Per identificare le procedure di framing è apparso invece molto più produttivo seguire un approccio teorico rivolto ad individuare elementi di narratologia, in sintesi focalizzando le procedure di costruzione del discorso, piuttosto che basarsi sulla frequenza di determinate parole rilevanti. In tal senso assume maggiore rilevanza definire il soggetto all’interno del panorama circostanziale e rilevarne atteggiamenti e comportamenti in rapporto ai suoi eventuali anti-soggetti anziché basarsi su indicatori quantitativi.
I tre criteri prescelti nel catalogare la natura del discorso che si realizza nei titoli e che si sostanziavano nella distinzione tra constatazione e performatività, tra il discorso riportato e il discorso indiretto, tra una costruzione prettamente antagonistica e una narrativizzata (vds. post. n° 2 per esposizione più dettagliata dei criteri), hanno messo in luce le differenze esistenti tra i vari quotidiani, confermando in tal senso la rilevanza e l’utilità dell’approccio narratologico e del peso che questo può avere nella procedura di valorizzazione o svalorizzazione di un soggetto.

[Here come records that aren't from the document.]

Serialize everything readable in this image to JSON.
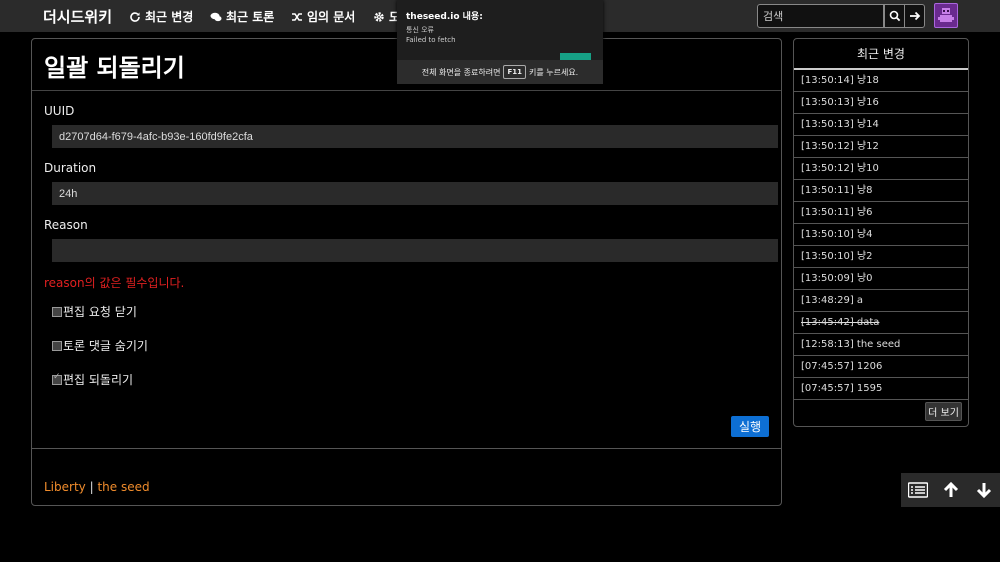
{
  "app": {
    "brand": "더시드위키",
    "nav": [
      {
        "label": "최근 변경",
        "icon": "refresh-icon"
      },
      {
        "label": "최근 토론",
        "icon": "comments-icon"
      },
      {
        "label": "임의 문서",
        "icon": "random-icon"
      },
      {
        "label": "도",
        "icon": "gear-icon"
      }
    ],
    "search_placeholder": "검색"
  },
  "alert": {
    "title": "theseed.io 내용:",
    "line1": "통신 오류",
    "line2": "Failed to fetch",
    "fullscreen_before": "전체 화면을 종료하려면",
    "fullscreen_key": "F11",
    "fullscreen_after": "키를 누르세요."
  },
  "main": {
    "title": "일괄 되돌리기",
    "uuid_label": "UUID",
    "uuid_value": "d2707d64-f679-4afc-b93e-160fd9fe2cfa",
    "duration_label": "Duration",
    "duration_value": "24h",
    "reason_label": "Reason",
    "reason_value": "",
    "error": "reason의 값은 필수입니다.",
    "checks": [
      {
        "label": "편집 요청 닫기",
        "checked": false
      },
      {
        "label": "토론 댓글 숨기기",
        "checked": false
      },
      {
        "label": "편집 되돌리기",
        "checked": true
      }
    ],
    "run_label": "실행",
    "footer_link1": "Liberty",
    "footer_sep": "|",
    "footer_link2": "the seed"
  },
  "sidebar": {
    "title": "최근 변경",
    "items": [
      {
        "text": "[13:50:14] 냥18",
        "struck": false
      },
      {
        "text": "[13:50:13] 냥16",
        "struck": false
      },
      {
        "text": "[13:50:13] 냥14",
        "struck": false
      },
      {
        "text": "[13:50:12] 냥12",
        "struck": false
      },
      {
        "text": "[13:50:12] 냥10",
        "struck": false
      },
      {
        "text": "[13:50:11] 냥8",
        "struck": false
      },
      {
        "text": "[13:50:11] 냥6",
        "struck": false
      },
      {
        "text": "[13:50:10] 냥4",
        "struck": false
      },
      {
        "text": "[13:50:10] 냥2",
        "struck": false
      },
      {
        "text": "[13:50:09] 냥0",
        "struck": false
      },
      {
        "text": "[13:48:29] a",
        "struck": false
      },
      {
        "text": "[13:45:42] data",
        "struck": true
      },
      {
        "text": "[12:58:13] the seed",
        "struck": false
      },
      {
        "text": "[07:45:57] 1206",
        "struck": false
      },
      {
        "text": "[07:45:57] 1595",
        "struck": false
      }
    ],
    "more_label": "더 보기"
  },
  "colors": {
    "accent": "#0d6fd4",
    "error": "#e02020",
    "footer_link": "#f08c2c",
    "topbar": "#2b2b2b"
  }
}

Non si può affermare che quanto emerso in termini di posizionamento dei quotidiani in merito al soggetto analizzato si verifichi analogamente anche per altri soggetti o argomenti, tuttavia diversi indizi, peraltro già osservati dal sottoscritto, sembrano avvalorare l’esistenza in alcune redazioni quantomeno di tendenze precostituite all’utilizzo di costruzioni antagonistiche o magari la scelta di reinterpretare narrativamente i fatti piuttosto che riportare le parole dei protagonisti.
Si nota spesso nei giornali “relativamente” più giovani (il Giornale 1974 – la Repubblica 1976) rispetto a quelli più datati (il Messaggero 1878 – il Corriere della sera 1876 – la Stampa 1867) la tendenza a comunicare stimolando emozioni e tensioni del lettore anche con l’uso di immagini di maggiore impatto, propensione questa che personalmente ho percepito anche in contesti e testate di altre nazioni.
Alcune conclusioni al quale sono pervenuto potrebbero sembrare scontate o poco approfondite, ma ripeto che un’analisi dettagliata per ogni titolo avrebbe richiesto tempi maggiori e una trattazione più articolata, magari più precisa ma che non poteva certo essere sufficiente per attribuire una tendenza, per cui per esprimere questo aspetto ho privilegiato la quantità. Lascio al lettore pertanto l’onere di integrare con il proprio giudizio soggettivo la definizione delle strategie discorsive dei quotidiani di cui ho parlato.
1 Per un approfondimento delle definizioni relative a termini di narratologia usati vds. al link www.bicudi.net/manuale/cap_09.pdf . Per gli studi in materia si rimanda ai contributi e opere di G. Genette, T. Todorov, A.J. Greimas, di cui è possibile reperire in rete ampie e dettagliate sintesi.